Corriere del Veneto (Vicenza e Bassano)
Il nuovo «Pedro», veleni e complotti
Il centro sociale che mette insieme gli autonomi della Città del Santo compie trent’anni a ottobre, ma la sua anima è divisa dopo una scissione che ha segnato il destino della «lotta»
PADOVA Il paradosso c’è. Il centro sociale Pedro proprio quest’anno compie trent’anni, a ottobre è prevista la sua festa, eppure quel Pedro non è più lo stesso. Si è notato nella guerriglia andata in scena lunedì sera nelle piazze. Lunedì, dopo molto tempo, c’era un nemico comune, dai contorni chiari e precisi, che storicamente polarizza tutti a sinistra anche quando «quelli di sinistra» non vanno poi così d’accordo.
«Lunedì sera c’erano 150 fascisti che hanno invaso le Riviere e che sono arrivati fino a Piazza Antenore - spiega Marco Sirotti, attivista e portavoce del centro sociale Pedro - è un fatto gravissimo che supera la contestazione politica: quelle persone andavano fermate, questo facciamo noi, questo fanno gli antifascisti». Già. Eppure la lotta è cambiata. Sono cambiati «i soldati» ad esempio. Chi negli anni scorsi ha assistito a scontri contro la polizia ha visto gli scudi artigianali dei manifestanti resistere molto più a lungo di quelli che si sono alzati lunedì, crollati in pochi secondi sotto la prima carica della Digos. Gli autonomi «di una volta», non è un segreto, si allenavano allo scontro.
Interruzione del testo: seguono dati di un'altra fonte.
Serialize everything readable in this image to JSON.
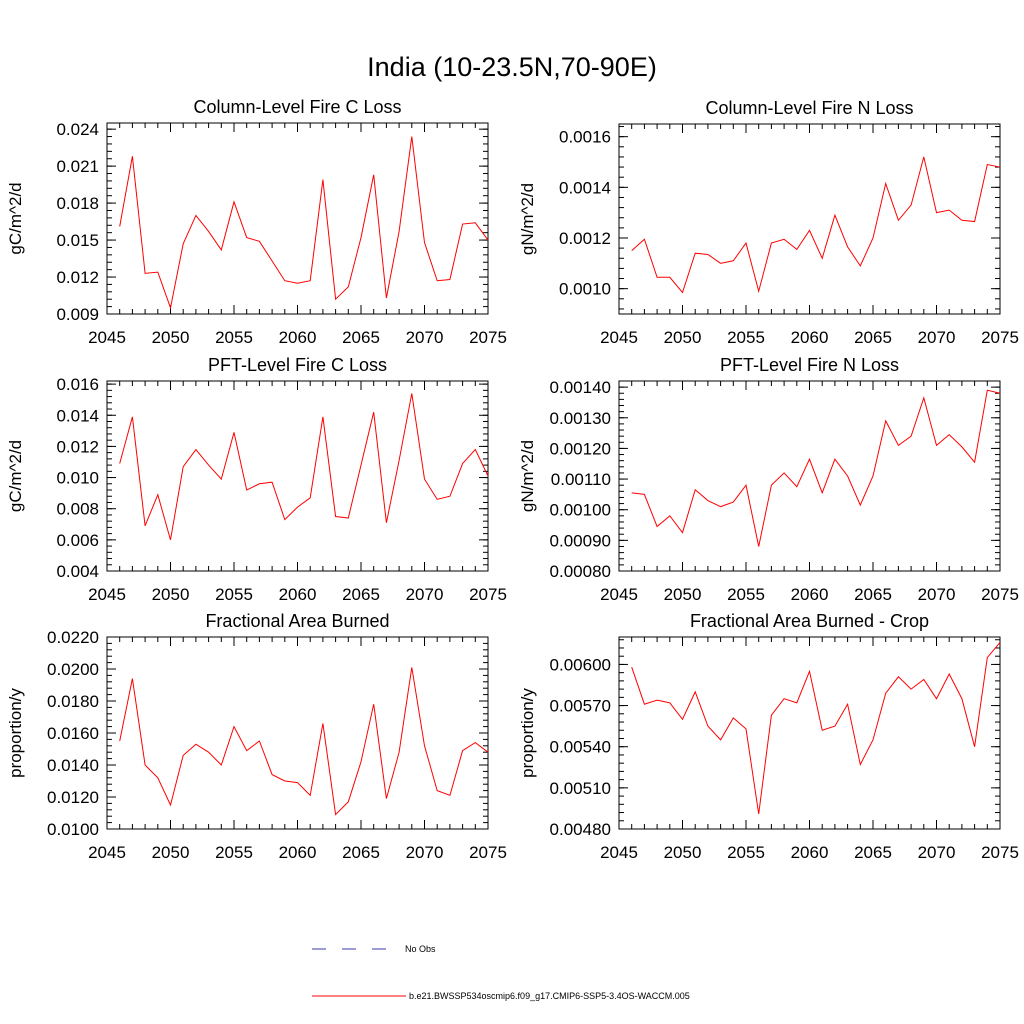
{
  "title": "India (10-23.5N,70-90E)",
  "colors": {
    "model": "#ff0000",
    "obs": "#3a3aa8",
    "frame": "#000000"
  },
  "legend": [
    {
      "label": "No Obs",
      "style": "dashed",
      "color": "#3a3aa8"
    },
    {
      "label": "b.e21.BWSSP534oscmip6.f09_g17.CMIP6-SSP5-3.4OS-WACCM.005",
      "style": "solid",
      "color": "#ff0000"
    }
  ],
  "chart_data": [
    {
      "type": "line",
      "title": "Column-Level Fire C Loss",
      "ylabel": "gC/m^2/d",
      "xlim": [
        2045,
        2075
      ],
      "ylim": [
        0.009,
        0.0245
      ],
      "xticks": [
        "2045",
        "2050",
        "2055",
        "2060",
        "2065",
        "2070",
        "2075"
      ],
      "yticks": [
        "0.009",
        "0.012",
        "0.015",
        "0.018",
        "0.021",
        "0.024"
      ],
      "x": [
        2046,
        2047,
        2048,
        2049,
        2050,
        2051,
        2052,
        2053,
        2054,
        2055,
        2056,
        2057,
        2058,
        2059,
        2060,
        2061,
        2062,
        2063,
        2064,
        2065,
        2066,
        2067,
        2068,
        2069,
        2070,
        2071,
        2072,
        2073,
        2074,
        2075
      ],
      "series": [
        {
          "values": [
            0.0161,
            0.0218,
            0.0123,
            0.0124,
            0.0095,
            0.0147,
            0.017,
            0.0157,
            0.0142,
            0.0181,
            0.0152,
            0.0149,
            0.0133,
            0.0117,
            0.0115,
            0.0117,
            0.0199,
            0.0102,
            0.0112,
            0.0152,
            0.0203,
            0.0103,
            0.0157,
            0.0234,
            0.0148,
            0.0117,
            0.0118,
            0.0163,
            0.0164,
            0.015
          ]
        }
      ]
    },
    {
      "type": "line",
      "title": "Column-Level Fire N Loss",
      "ylabel": "gN/m^2/d",
      "xlim": [
        2045,
        2075
      ],
      "ylim": [
        0.0009,
        0.00165
      ],
      "xticks": [
        "2045",
        "2050",
        "2055",
        "2060",
        "2065",
        "2070",
        "2075"
      ],
      "yticks": [
        "0.0010",
        "0.0012",
        "0.0014",
        "0.0016"
      ],
      "x": [
        2046,
        2047,
        2048,
        2049,
        2050,
        2051,
        2052,
        2053,
        2054,
        2055,
        2056,
        2057,
        2058,
        2059,
        2060,
        2061,
        2062,
        2063,
        2064,
        2065,
        2066,
        2067,
        2068,
        2069,
        2070,
        2071,
        2072,
        2073,
        2074,
        2075
      ],
      "series": [
        {
          "values": [
            0.00115,
            0.001195,
            0.001045,
            0.001045,
            0.000985,
            0.00114,
            0.001135,
            0.0011,
            0.00111,
            0.00118,
            0.00099,
            0.00118,
            0.001195,
            0.001155,
            0.00123,
            0.00112,
            0.00129,
            0.001165,
            0.00109,
            0.0012,
            0.001415,
            0.00127,
            0.00133,
            0.00152,
            0.0013,
            0.00131,
            0.00127,
            0.001265,
            0.00149,
            0.00148
          ]
        }
      ]
    },
    {
      "type": "line",
      "title": "PFT-Level Fire C Loss",
      "ylabel": "gC/m^2/d",
      "xlim": [
        2045,
        2075
      ],
      "ylim": [
        0.004,
        0.0162
      ],
      "xticks": [
        "2045",
        "2050",
        "2055",
        "2060",
        "2065",
        "2070",
        "2075"
      ],
      "yticks": [
        "0.004",
        "0.006",
        "0.008",
        "0.010",
        "0.012",
        "0.014",
        "0.016"
      ],
      "x": [
        2046,
        2047,
        2048,
        2049,
        2050,
        2051,
        2052,
        2053,
        2054,
        2055,
        2056,
        2057,
        2058,
        2059,
        2060,
        2061,
        2062,
        2063,
        2064,
        2065,
        2066,
        2067,
        2068,
        2069,
        2070,
        2071,
        2072,
        2073,
        2074,
        2075
      ],
      "series": [
        {
          "values": [
            0.0109,
            0.0139,
            0.0069,
            0.0089,
            0.006,
            0.0107,
            0.0118,
            0.0108,
            0.0099,
            0.0129,
            0.0092,
            0.0096,
            0.0097,
            0.0073,
            0.0081,
            0.0087,
            0.0139,
            0.0075,
            0.0074,
            0.0108,
            0.0142,
            0.0071,
            0.0111,
            0.0154,
            0.0099,
            0.0086,
            0.0088,
            0.0109,
            0.0118,
            0.0101
          ]
        }
      ]
    },
    {
      "type": "line",
      "title": "PFT-Level Fire N Loss",
      "ylabel": "gN/m^2/d",
      "xlim": [
        2045,
        2075
      ],
      "ylim": [
        0.0008,
        0.00142
      ],
      "xticks": [
        "2045",
        "2050",
        "2055",
        "2060",
        "2065",
        "2070",
        "2075"
      ],
      "yticks": [
        "0.00080",
        "0.00090",
        "0.00100",
        "0.00110",
        "0.00120",
        "0.00130",
        "0.00140"
      ],
      "x": [
        2046,
        2047,
        2048,
        2049,
        2050,
        2051,
        2052,
        2053,
        2054,
        2055,
        2056,
        2057,
        2058,
        2059,
        2060,
        2061,
        2062,
        2063,
        2064,
        2065,
        2066,
        2067,
        2068,
        2069,
        2070,
        2071,
        2072,
        2073,
        2074,
        2075
      ],
      "series": [
        {
          "values": [
            0.001055,
            0.00105,
            0.000945,
            0.00098,
            0.000925,
            0.001065,
            0.00103,
            0.00101,
            0.001025,
            0.00108,
            0.00088,
            0.00108,
            0.00112,
            0.001075,
            0.001165,
            0.001055,
            0.001165,
            0.00111,
            0.001015,
            0.00111,
            0.00129,
            0.00121,
            0.00124,
            0.001365,
            0.00121,
            0.001245,
            0.001205,
            0.001155,
            0.00139,
            0.00138
          ]
        }
      ]
    },
    {
      "type": "line",
      "title": "Fractional Area Burned",
      "ylabel": "proportion/y",
      "xlim": [
        2045,
        2075
      ],
      "ylim": [
        0.01,
        0.022
      ],
      "xticks": [
        "2045",
        "2050",
        "2055",
        "2060",
        "2065",
        "2070",
        "2075"
      ],
      "yticks": [
        "0.0100",
        "0.0120",
        "0.0140",
        "0.0160",
        "0.0180",
        "0.0200",
        "0.0220"
      ],
      "x": [
        2046,
        2047,
        2048,
        2049,
        2050,
        2051,
        2052,
        2053,
        2054,
        2055,
        2056,
        2057,
        2058,
        2059,
        2060,
        2061,
        2062,
        2063,
        2064,
        2065,
        2066,
        2067,
        2068,
        2069,
        2070,
        2071,
        2072,
        2073,
        2074,
        2075
      ],
      "series": [
        {
          "values": [
            0.0155,
            0.0194,
            0.014,
            0.0132,
            0.0115,
            0.0146,
            0.0153,
            0.0148,
            0.014,
            0.0164,
            0.0149,
            0.0155,
            0.0134,
            0.013,
            0.0129,
            0.0121,
            0.0166,
            0.0109,
            0.0117,
            0.0142,
            0.0178,
            0.0119,
            0.0148,
            0.0201,
            0.0152,
            0.0124,
            0.0121,
            0.0149,
            0.0154,
            0.0148
          ]
        }
      ]
    },
    {
      "type": "line",
      "title": "Fractional Area Burned - Crop",
      "ylabel": "proportion/y",
      "xlim": [
        2045,
        2075
      ],
      "ylim": [
        0.0048,
        0.0062
      ],
      "xticks": [
        "2045",
        "2050",
        "2055",
        "2060",
        "2065",
        "2070",
        "2075"
      ],
      "yticks": [
        "0.00480",
        "0.00510",
        "0.00540",
        "0.00570",
        "0.00600"
      ],
      "x": [
        2046,
        2047,
        2048,
        2049,
        2050,
        2051,
        2052,
        2053,
        2054,
        2055,
        2056,
        2057,
        2058,
        2059,
        2060,
        2061,
        2062,
        2063,
        2064,
        2065,
        2066,
        2067,
        2068,
        2069,
        2070,
        2071,
        2072,
        2073,
        2074,
        2075
      ],
      "series": [
        {
          "values": [
            0.00598,
            0.00571,
            0.00574,
            0.00572,
            0.0056,
            0.0058,
            0.00555,
            0.00545,
            0.00561,
            0.00553,
            0.00491,
            0.00563,
            0.00575,
            0.00572,
            0.00595,
            0.00552,
            0.00555,
            0.00571,
            0.00527,
            0.00545,
            0.00579,
            0.00591,
            0.00582,
            0.00589,
            0.00575,
            0.00593,
            0.00575,
            0.0054,
            0.00605,
            0.00616
          ]
        }
      ]
    }
  ]
}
E poi sono cambiati i volti e i capi. Non è solo un segno normale dei tempi, è qualcosa di più. Per tutti quelli a cui dice ancora qualcosa il nome di Pietro Maria Greco detto Pedro, ucciso in una sparatoria con la Digos in via Giulia il 9 marzo 1985, il centro sociale a lui dedicato è ora geneticamente modificato. E il cambiamento è recente. La «scissione» che ha segnato il destino del centro sociale di via Ticino è avvenuta il 5 settembre del 2014. Quella sera i vertici del Pedro Pietro Despali, Susanna Scotti e Wilma Mazza vanno al Rivolta, centro sociale di Venezia, convinti di partecipare a una riunione. Ma è un ammutinamento. Vengono sfiduciati, rottamati. I «giovani», poi accusati di aver ordito trame di complotti, gli voltano le spalle. È vero che il terzetto ha in mano un potere non da poco: non c’è solo il Pedro, c’è anche Radio Sherwood, un contenitore di prodotti di qualità come la web tv, la radio stessa. E poi c’è il «blocco politico», ovvero una solida guida ideologica che Despali-Scotti- Mazza sanno gestire con successo, trainando tutti gli altri. Che però a un certo punto rivendicano la loro autonomia. Fatti fuori i capi storici, insieme a Max Gallob e Sebastian Kohlscheen (ora segretario provinciale di Sinistra Italiana) al Pedro, guidato da Graziano Sanavia, si affacciano volti nuovi. Come quello di Marco Sirotti astronomo bolognese, e Rolando Lutterotti, trentino. Ma ci sono anche Enrico Zulian, Zeno Rocca (veronese, appena condannato per calunnia dopo essersi inventato una falsa aggressione della Digos) che facevano parte del «vecchio» Pedro, ora coi rottamatori. Il centro sociale di oggi è fatto di pochi studenti e molti ex studenti e precari. Cambia pure la difesa legale per i pedrini nei guai, l’avvocato Aurora d’Agostino è sostituita da Marina Infantolino. Le redini del movimento sono a Venezia, ci pensa Tommaso Cacciari a fare da portavoce degli autonomi nordestini.
Il Pedro, o per meglio dire quello che ora si muove attorno all’area Sherwood, ha perso molto del suo peso politico, e ha pure perso la sua quota all’università: gli studenti sono pochi, la stessa carriera universitaria è corta, chi viene da fuori resta in città due anni, troppo poco per essere «cooptati». Tiene i contatti solo il Bios Lab, collettivo di ricercatori impegnati sul fronte dei migranti. I «compagni» parlano poco dei loro dissidi interni, il messaggio è che nulla si deve sapere di ciò che accade «dentro». La grande verità l’ha detta Arturo Lorenzoni alla fine della campagna elettorale: «I centri sociali, come li pensa Bitonci, non ci sono più, non c’è più quella gente lì». Gli danno ragione tutti. Soprattutto i nostalgici.